OMG Rosie!!! What the heck happened to you?? LOL!! I second the nomination for Rosie!


----------



## Kathie (Jul 31, 2008)

What a great idea, Lucile! Now we all won't feel so bad when ours look a mess! Abby is that way most of the time!


----------



## Momo means Peach (Jun 7, 2011)

That is hilarious! Rosie definitely wins an award.


----------



## Luciledodd (Sep 5, 2009)

I knew that my mommy would emebarass me one day. That is the reason I won't pose for pictures. And what, Whimsy, you never had a bad hair day! 
Rosie


----------



## Flynn Gentry-Taylor (Jan 17, 2008)

Luciledodd said:


> I have been thinking about messy looking dogs winning in the dog shows. I nominate Rosie for champion. Lets see your babies in their natural state. No pictures of wet dogs or muddy ones, etc. Just them as the day goes on. Here is Rosie from morning to night:


Lucile, truth in advertising comes to mind when I see Rosie looking like this!! ound: Rosie we know your mamma loves you even on a bad hair day...and so do we!:hug:


----------



## krandall (Jun 11, 2009)

Flynn Gentry-Taylor said:


> Lucile, truth in advertising comes to mind when I see Rosie looking like this!! ound: Rosie we know your mamma loves you even on a bad hair day...and so do we!:hug:


They amazing thing is they are STILL adorable all messed up like that!:biggrin1:


----------



## Becky Chittenden (Feb 4, 2009)

I won't post a pic of Oliver on a bad hair day.
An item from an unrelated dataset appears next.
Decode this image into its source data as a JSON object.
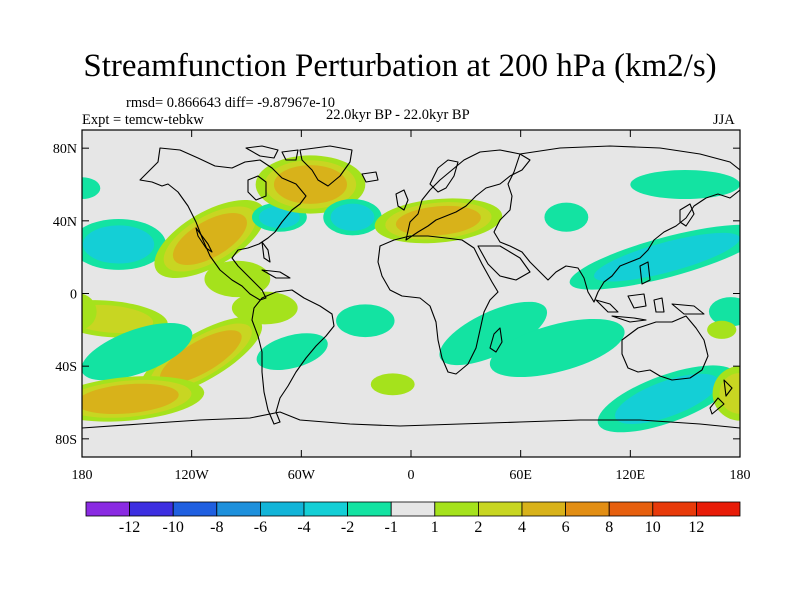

He is a natural pig pen. I can brush him out, give him a bath and dry and brush him and he looks so nice. I'll let the dogs out into the yard. All the others come in and may have a leaf or pine needle on them. Oliver comes in with his coat full of leaves, pine needles, etc. Also his feet, legs and face are brown with dirt. I will give Rosie the prize for BIS bad hair day!


----------